Multiple indices are used when you have different kinds of data (movies + actors), or you need to display results with different rankings. You can do this by using the same query / response logic, one for each index or query.

Response Format

If a query is successful, your request will generate a JSON response in return. This response contains both the matching results (“hits”) as well as other information useful for building a full-fledged search experience (for example: facets, highlighting, hits count, paging, and more).

Highlighting & Snippeting

Highlighting is an important tool to demonstrate to searchers why a result matched their query by providing different styling to all matched query words. By default, Highlighting is enabled on all searchable attributes.

Snippeting will return only a portion of the matched attribute; namely, the matched words and some words around them. Unlike highlighting, snippeting must be proactively enabled for each attribute you wish to snippet, although you can set the value * to snippet all attributes.


Pagination gives you full control over how you retrieve query results. You can implement standard paging or retrieve specific record subsets that ignore page boundaries (infinite scrolling).

You can set pagination defaults at indexing time and override them at query time.


Facets are used to create categories on a select group of attributes. For example, on an index of books, useful facets might be author and genre. Additionally, Algolia calculates the count of records for each facet.

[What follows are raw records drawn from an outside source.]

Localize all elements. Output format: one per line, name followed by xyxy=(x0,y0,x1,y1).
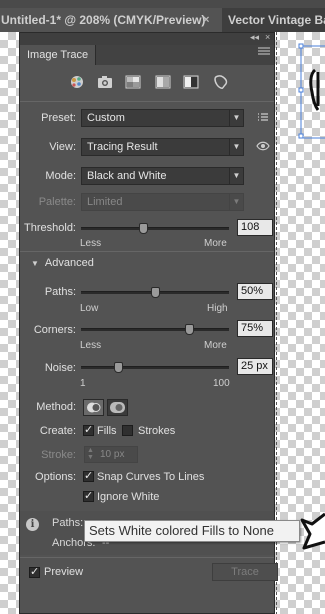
fills-label: Fills xyxy=(97,425,117,437)
noise-slider-thumb[interactable] xyxy=(114,362,123,373)
chevron-down-icon: ▼ xyxy=(229,168,243,184)
divider xyxy=(20,101,274,102)
close-icon[interactable]: × xyxy=(265,32,270,42)
preset-value: Custom xyxy=(87,112,125,124)
paths-label: Paths: xyxy=(44,286,76,298)
view-value: Tracing Result xyxy=(87,141,158,153)
create-label: Create: xyxy=(39,425,76,437)
corners-max-label: More xyxy=(204,340,227,351)
paths-min-label: Low xyxy=(80,303,99,314)
stroke-label: Stroke: xyxy=(41,449,76,461)
threshold-label: Threshold: xyxy=(24,222,76,234)
document-tab-title: Vector Vintage Ban xyxy=(228,13,325,27)
paths-field[interactable]: 50% xyxy=(237,283,273,300)
panel-title-bar[interactable]: ◂◂ × xyxy=(20,32,274,45)
palette-dropdown: Limited ▼ xyxy=(81,193,244,211)
chevron-down-icon: ▼ xyxy=(229,139,243,155)
document-tab-untitled[interactable]: Untitled-1* @ 208% (CMYK/Preview) × xyxy=(0,8,222,32)
outline-icon[interactable] xyxy=(212,73,230,91)
noise-field[interactable]: 25 px xyxy=(237,358,273,375)
grayscale-icon[interactable] xyxy=(154,73,172,91)
chevron-down-icon: ▼ xyxy=(229,194,243,210)
mode-dropdown[interactable]: Black and White ▼ xyxy=(81,167,244,185)
corners-slider[interactable] xyxy=(81,324,229,335)
ignore-white-label: Ignore White xyxy=(97,491,160,503)
threshold-min-label: Less xyxy=(80,238,102,249)
paths-slider-thumb[interactable] xyxy=(151,287,160,298)
tab-image-trace[interactable]: Image Trace xyxy=(20,45,97,65)
mode-label: Mode: xyxy=(45,170,76,182)
preview-label: Preview xyxy=(44,566,84,578)
document-tab-strip: Untitled-1* @ 208% (CMYK/Preview) × Vect… xyxy=(0,0,325,32)
view-dropdown[interactable]: Tracing Result ▼ xyxy=(81,138,244,156)
corners-slider-thumb[interactable] xyxy=(185,324,194,335)
corners-field[interactable]: 75% xyxy=(237,320,273,337)
stepper-icon: ▲ ▼ xyxy=(87,447,94,461)
preview-checkbox[interactable] xyxy=(29,565,40,578)
eye-icon[interactable] xyxy=(256,140,270,154)
threshold-max-label: More xyxy=(204,238,227,249)
preset-dropdown[interactable]: Custom ▼ xyxy=(81,109,244,127)
trace-button[interactable]: Trace xyxy=(212,563,278,581)
stroke-width-field: ▲ ▼ 10 px xyxy=(84,446,138,463)
method-label: Method: xyxy=(36,401,76,413)
noise-max-label: 100 xyxy=(213,378,230,389)
ignore-white-checkbox[interactable] xyxy=(83,489,94,502)
noise-slider[interactable] xyxy=(81,362,229,373)
options-label: Options: xyxy=(35,471,76,483)
panel-tab-row: Image Trace xyxy=(20,45,274,65)
panel-menu-icon[interactable] xyxy=(258,46,270,59)
document-tab-vector-vintage[interactable]: Vector Vintage Ban xyxy=(222,8,325,32)
noise-min-label: 1 xyxy=(80,378,86,389)
view-label: View: xyxy=(49,141,76,153)
mode-value: Black and White xyxy=(87,170,167,182)
info-icon: i xyxy=(26,518,39,531)
manage-presets-icon[interactable] xyxy=(256,111,270,125)
ignore-white-tooltip: Sets White colored Fills to None xyxy=(84,520,300,542)
chevron-down-icon: ▼ xyxy=(229,110,243,126)
low-color-icon[interactable] xyxy=(124,73,142,91)
paths-slider[interactable] xyxy=(81,287,229,298)
strokes-checkbox[interactable] xyxy=(122,425,133,436)
auto-color-icon[interactable] xyxy=(68,73,86,91)
palette-label: Palette: xyxy=(38,196,76,208)
corners-label: Corners: xyxy=(33,324,76,336)
fills-checkbox[interactable] xyxy=(83,423,94,436)
paths-max-label: High xyxy=(207,303,228,314)
advanced-toggle[interactable]: ▼ Advanced xyxy=(31,257,94,269)
artwork-star-shape xyxy=(300,512,325,550)
threshold-slider[interactable] xyxy=(81,223,229,234)
collapse-icon[interactable]: ◂◂ xyxy=(250,32,259,43)
method-abutting-button[interactable] xyxy=(83,399,104,416)
divider xyxy=(20,557,274,558)
method-overlapping-button[interactable] xyxy=(107,399,128,416)
snap-curves-checkbox[interactable] xyxy=(83,469,94,482)
threshold-field[interactable]: 108 xyxy=(237,219,273,236)
preset-buttons xyxy=(20,71,274,95)
divider xyxy=(20,251,274,252)
corners-min-label: Less xyxy=(80,340,102,351)
black-and-white-icon[interactable] xyxy=(182,73,200,91)
advanced-label: Advanced xyxy=(44,257,94,269)
artwork-selection[interactable] xyxy=(296,40,325,142)
noise-label: Noise: xyxy=(44,362,76,374)
threshold-slider-thumb[interactable] xyxy=(139,223,148,234)
high-color-icon[interactable] xyxy=(96,73,114,91)
palette-value: Limited xyxy=(87,196,123,208)
document-tab-title: Untitled-1* @ 208% (CMYK/Preview) xyxy=(1,13,206,27)
info-paths-label: Paths: xyxy=(52,517,84,529)
disclosure-triangle-icon: ▼ xyxy=(31,259,39,268)
snap-curves-label: Snap Curves To Lines xyxy=(97,471,205,483)
strokes-label: Strokes xyxy=(138,425,176,437)
preset-label: Preset: xyxy=(41,112,76,124)
close-icon[interactable]: × xyxy=(203,8,209,32)
stroke-width-value: 10 px xyxy=(100,449,125,460)
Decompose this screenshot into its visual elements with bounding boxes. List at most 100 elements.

Thereafter, facets and facet counts can be displayed on the UI, to give users the ability to filter results (e.g. by author or genre).

Search For Facet Values

Closely tied to faceting is searching for facet values. With this powerful feature, you give your user the ability to navigate through maybe hundreds of different facet values. And because they can search, you are no longer concerned about creating too many values - they will find what they need.